Written as a play by Moira Buffini (Jane Eyre), the 2012 vampire centered film, "Byzantium" has yet to be be properly released, nor promoted since it's post production completion.
With a June 2013 theatrical release date in the United States, "Byzantium" barely surpassed $15,000 of gross sales in it's opening weekend. Although it was only shown in a mere six locations and never graced more than 13 during the entire stretch, the film still manged to scrape up close to $85,000 in a little over a month of viewings. Nothing close to the near $13 million dollar budget that was used to make the film.
In addition to the above mentioned facts, there has been a terrible miscalculation on how the film has been marketed and perceived by the small eye of the public that have been exposed to this.
Quotes that have been chosen and used, include"Seriously Scary" and "10 out of 10," all the while being classified as a horror film. These promotional tools may even be seen on the images that could be used as the cover art later this month when the DVD & Blu Ray versions release.
The truth is, "Byzantium" is far away from being a horror film and shows little to no signs of scares. However, there are plenty of thrilling moments, yet more of an adventurous or romantic nature, therefore I feel that these quotes in which the marketing and advertising department are using at this moment will end up doing this film more harm than good.
Directed by a masterful Neil Jordan (The Crying Game, Interview With The Vampire: The Vampire Chronicles, Michael Collins) "Byzantium" is a visual masterpiece without a doubt. The marvelous angles, the constant color contrasting and vibrant visualization of bringing out the deepest and purest color of red during each and every scene that showed blood was miraculous.
The overall story behind "Byzantium" was a refreshing take on another flooded genre in film making and should have been the focal point with the marketing and the direction taken with promotion. The sum of the subtle and effectively executed differences portrayed during the 118 minutes showed a certain level of genius.
However, the flaws in this film teeter the fence dangerously at times, mainly with the length of time the production crew took to deliver a main theme for the film. To put it simply, "What exactly are they getting at?" was the question I asked for damn near an hour.
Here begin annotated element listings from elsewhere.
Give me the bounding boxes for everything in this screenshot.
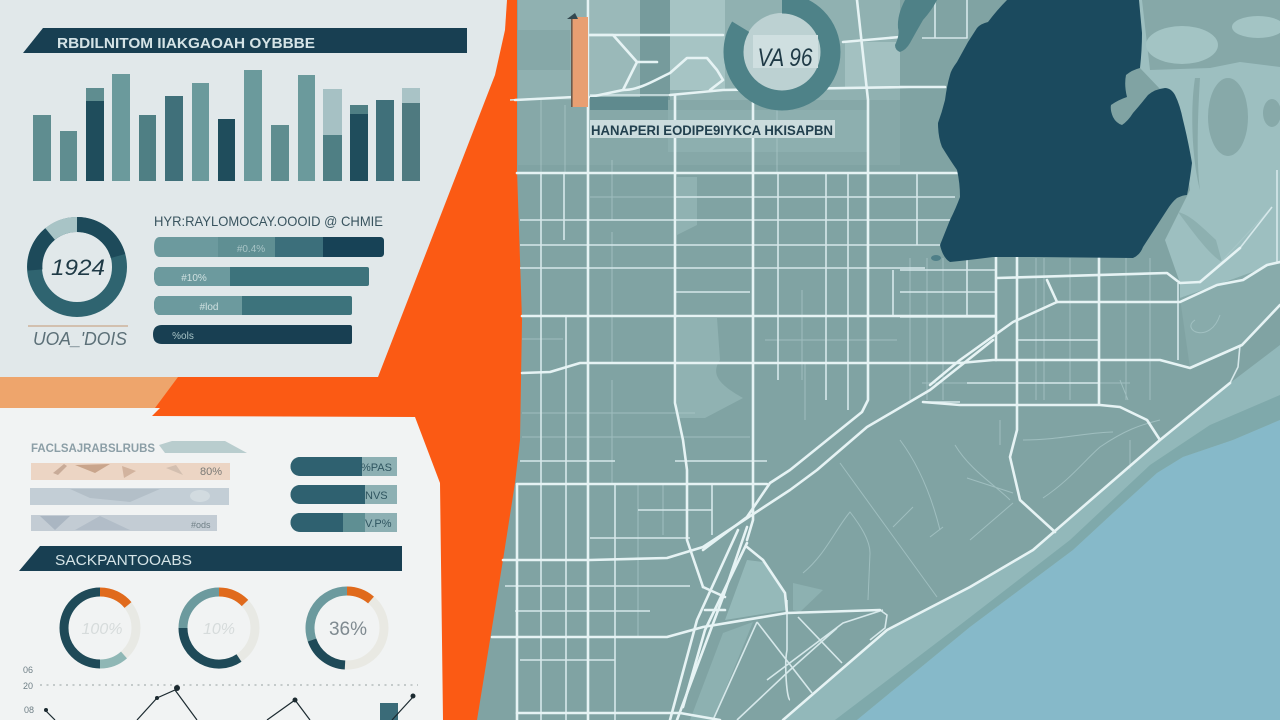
horizontal bar 2 xyxy=(154,267,369,286)
map caption: HANAPERI EODIPE9IYKCA HKISAPBN xyxy=(591,122,833,138)
heading bar xyxy=(23,28,467,53)
chart lines xyxy=(45,690,413,720)
textured bar 3 xyxy=(31,515,217,531)
thin street grid xyxy=(522,100,1272,637)
textured bar 1: 80% xyxy=(200,466,222,478)
donut chart xyxy=(34,224,120,310)
heading bar: RBDILNITOM IIAKGAOAH OYBBBE xyxy=(57,35,315,52)
lake corner spot xyxy=(931,255,941,261)
horizontal bar 3 xyxy=(154,296,352,315)
chart axis labels: 06 xyxy=(23,665,33,675)
pill bar 1: %PAS xyxy=(361,462,392,474)
darker shore xyxy=(835,395,1280,720)
pill bar 1 xyxy=(290,457,397,476)
panel: top left overview xyxy=(0,0,507,377)
horizontal bar 4: %ols xyxy=(172,331,194,342)
chart axis labels: 20 xyxy=(23,681,33,691)
ring chart 1: 100% xyxy=(82,621,122,638)
textured bar 1 xyxy=(31,463,230,480)
small teal inlet xyxy=(895,0,937,52)
major roads xyxy=(492,0,1280,720)
coastal band xyxy=(783,345,1280,720)
column chart xyxy=(33,70,420,181)
horizontal bar 2: #10% xyxy=(181,273,207,284)
top map district tint xyxy=(518,0,900,165)
ring chart 1 xyxy=(64,592,136,664)
section heading: FACLSAJRABSLRUBS xyxy=(31,441,155,455)
donut caption: UOA_'DOIS xyxy=(33,329,127,349)
horizontal bar 1 xyxy=(154,237,384,257)
pill bar 2: NVS xyxy=(365,490,388,502)
ring chart 3 xyxy=(310,591,384,665)
line chart xyxy=(23,665,418,720)
pill bar 3 xyxy=(290,513,397,532)
panel: bottom left detail xyxy=(0,408,443,720)
gauge label box xyxy=(753,35,818,68)
textured bar 2 xyxy=(30,488,229,505)
chart points xyxy=(44,685,416,712)
chart axis labels xyxy=(23,665,34,715)
peach strip xyxy=(0,377,178,408)
ocean xyxy=(857,420,1280,720)
ring chart 2: 10% xyxy=(203,621,235,638)
east light land xyxy=(1139,0,1280,368)
map donut gauge xyxy=(734,4,830,100)
pill bar 2 xyxy=(290,485,397,504)
pill bar 3: V.P% xyxy=(365,518,392,530)
map panel xyxy=(477,0,1280,720)
ring chart 2 xyxy=(183,592,255,664)
medium streets xyxy=(505,0,1277,720)
gauge ring xyxy=(734,4,830,100)
peach location marker xyxy=(567,13,588,107)
second heading bar: SACKPANTOOABS xyxy=(55,552,192,569)
horizontal bar 4 xyxy=(153,325,352,344)
second heading bar xyxy=(19,546,402,571)
section heading xyxy=(31,441,247,455)
Michigan-shaped dark lake xyxy=(938,0,1192,262)
chart axis labels: 08 xyxy=(24,705,34,715)
gauge value: VA 96 xyxy=(758,44,813,72)
chart column xyxy=(380,703,398,720)
ring chart 3: 36% xyxy=(329,619,367,640)
light land patches xyxy=(677,177,823,720)
horizontal bar 1: #0.4% xyxy=(237,244,265,255)
horizontal bar 3: #lod xyxy=(200,302,218,313)
donut chart: 1924 xyxy=(51,255,105,280)
bar list heading: HYR:RAYLOMOCAY.OOOID @ CHMIE xyxy=(154,213,383,229)
land base xyxy=(477,0,1280,720)
map inset strip xyxy=(590,97,668,110)
textured bar 3: #ods xyxy=(191,520,211,530)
Unless research was done, or the trailer was watched, viewers were not certain on the full context of the film until the ending sequences. The oftentimes vague nature of the dialogue bred a borderline boredom, where some films can get away with this approach, "Byzantium" could not, however with that being said, the re-watch value is extremely high.
The biggest flaw that irritated me was the relationship between mother and daughter, played by Gemma Arterton (Hansel & Gretel: Witch Hunters, Prince Of Persia: The Sands Of Time) and Saoirse Ronan (The Lovely Bones, Atonement). I may be giving away more than I usually do, but I want to say that I couldn't quite understand how and I have a hard time believing that with the daughter being two centuries old, that both women didn't mature out and evolve away from the cliche teenager vs. parent syndrome and the fights and bickering that are well known to arise.
Along with that, the mannerisms, dialogue delivery and overall approach of Caleb Landry Jones (Frank) was piss poor, very awkward to watch and even harder to listen to and understand. This guy looked the part, but he failed miserably when it came to his execution. The scene with him at the top of the school staircase was the final straw with me and him. His inexperience gleamed with the "what should I do with my hands?" disorder.
Overall I only recommend "Byzantium" to fans of Jordan, Arterton and Ronan, because I beleive they will truly appreciate the film for what it is and what it's worth. IMDB has successfully grouped this film in the "Drama" category followed by "Fantasy" and finally "Horror", which in my opinion should be "Romance" instead. I could see "Twilight" fans enjoying this, but not many horror die-hards. You choose and you decide.